E dovrebbero “ribellarsi” anche alla legge che impone le quote rosa in politica per garantire la presenza di un numero minimo di donne nelle rappresentanze elettive, vale a dire consigli comunali, provinciali, regionali, parlamento, perché le donne in politica ci sono sempre state fin dall’epoca della costituente. Nel 1946, quindi molto prima della legge sulle quote rosa, nell’Assemblea Costituente c’erano 21 donne, pari al 3,7% dei componenti, nove comuniste (Adele Bei, Nadia Gallico Spano, Nilde Iotti, Teresa Mattei, Angiola Minella, Rita Montagnana Togliatti, Teresa Noce Longo, Elettra Pollastrini, Maria Maddalena Rossi), nove democristiane (Laura Bianchini, Elisabetta Conci, Filomena Delli Castelli, Maria De Unterrichter Jervolino, Maria Federici, Angela Gotelli, Angela Guidi Cingolani, Maria Nicotra, Vittoria Titomanlio), due socialiste (Bianca Bianchi e Angelina Merlin), una dell’Uomo Qualunque (Ottavia Penna Buscemi).

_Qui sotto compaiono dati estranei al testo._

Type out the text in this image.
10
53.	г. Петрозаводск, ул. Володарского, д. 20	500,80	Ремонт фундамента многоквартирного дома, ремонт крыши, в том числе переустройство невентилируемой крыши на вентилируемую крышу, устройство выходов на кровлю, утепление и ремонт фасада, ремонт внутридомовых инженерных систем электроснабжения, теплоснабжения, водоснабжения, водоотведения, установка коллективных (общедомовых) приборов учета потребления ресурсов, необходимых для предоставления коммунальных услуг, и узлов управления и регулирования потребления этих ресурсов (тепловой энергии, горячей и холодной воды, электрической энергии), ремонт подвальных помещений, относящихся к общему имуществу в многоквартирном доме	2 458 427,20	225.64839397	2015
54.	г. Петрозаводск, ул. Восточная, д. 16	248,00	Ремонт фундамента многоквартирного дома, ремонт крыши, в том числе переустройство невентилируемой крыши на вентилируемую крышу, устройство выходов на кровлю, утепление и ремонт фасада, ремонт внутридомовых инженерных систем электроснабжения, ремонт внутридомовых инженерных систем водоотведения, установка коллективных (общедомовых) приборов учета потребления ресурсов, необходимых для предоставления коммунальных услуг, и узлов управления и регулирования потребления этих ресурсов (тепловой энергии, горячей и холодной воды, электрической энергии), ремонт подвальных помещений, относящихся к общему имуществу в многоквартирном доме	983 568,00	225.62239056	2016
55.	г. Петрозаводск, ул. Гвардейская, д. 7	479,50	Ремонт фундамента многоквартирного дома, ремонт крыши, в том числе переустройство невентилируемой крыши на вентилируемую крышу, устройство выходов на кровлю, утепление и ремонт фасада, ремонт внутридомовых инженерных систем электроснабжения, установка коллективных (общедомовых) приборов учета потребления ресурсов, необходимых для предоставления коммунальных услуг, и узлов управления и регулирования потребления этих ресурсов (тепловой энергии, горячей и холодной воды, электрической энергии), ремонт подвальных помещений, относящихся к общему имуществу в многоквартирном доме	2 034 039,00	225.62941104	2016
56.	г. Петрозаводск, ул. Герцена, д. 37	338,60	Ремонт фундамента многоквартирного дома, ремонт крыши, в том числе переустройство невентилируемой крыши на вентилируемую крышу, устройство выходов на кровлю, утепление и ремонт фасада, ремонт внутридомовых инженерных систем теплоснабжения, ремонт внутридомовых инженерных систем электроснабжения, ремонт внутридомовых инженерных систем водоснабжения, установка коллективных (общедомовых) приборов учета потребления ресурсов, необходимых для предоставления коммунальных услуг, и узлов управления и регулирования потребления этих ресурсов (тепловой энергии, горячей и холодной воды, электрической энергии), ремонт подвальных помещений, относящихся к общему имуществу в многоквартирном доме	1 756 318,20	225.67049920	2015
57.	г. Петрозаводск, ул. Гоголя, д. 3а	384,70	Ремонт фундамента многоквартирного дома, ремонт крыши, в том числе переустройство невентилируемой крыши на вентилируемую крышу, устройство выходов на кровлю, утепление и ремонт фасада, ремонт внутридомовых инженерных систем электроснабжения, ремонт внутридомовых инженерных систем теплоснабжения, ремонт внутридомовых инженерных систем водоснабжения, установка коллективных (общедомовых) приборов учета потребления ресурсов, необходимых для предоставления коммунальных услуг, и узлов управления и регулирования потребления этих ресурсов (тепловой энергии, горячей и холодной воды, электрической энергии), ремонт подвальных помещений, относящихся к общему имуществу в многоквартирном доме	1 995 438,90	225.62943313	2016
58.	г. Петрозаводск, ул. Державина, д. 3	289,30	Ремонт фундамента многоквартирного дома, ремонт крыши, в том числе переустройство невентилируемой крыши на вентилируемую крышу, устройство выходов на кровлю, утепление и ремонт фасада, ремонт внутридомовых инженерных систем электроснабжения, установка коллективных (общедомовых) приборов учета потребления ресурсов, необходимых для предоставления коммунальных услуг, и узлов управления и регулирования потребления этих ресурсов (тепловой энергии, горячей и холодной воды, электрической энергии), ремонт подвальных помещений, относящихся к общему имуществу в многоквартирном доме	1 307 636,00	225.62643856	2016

Donne che per fare politica non hanno avuto necessità di essere “agevolate” da alcuna legge, perché le donne se decidono di fare qualche cosa non si fermano davanti agli ostacoli e non hanno bisogno di spinte. Chi vale trova lo spazio giusto per farsi valere, Del resto la donna ha sempre fatto fare all’uomo quello che lei voleva, facendogli credere di essere stato lui, l’uomo, a pensare di volerlo fare.

L’elenco di donne che hanno cambiato il mondo è lungo, due per tutte Eva, che disse ad Adamo di mangiare la mela, e la Vergine Maria, che impose a suo figlio Gesù di cambiare l’acqua in vino alle nozze di Cana.

Naturalmente, se si vuole vincere facile meglio farsi scudo della legge sulle quote rosa che giustifica anche l’apparente (forse) debolezza del primo cittadino che ha sempre dichiarato di “avere in mente la giunta” giusta per la città.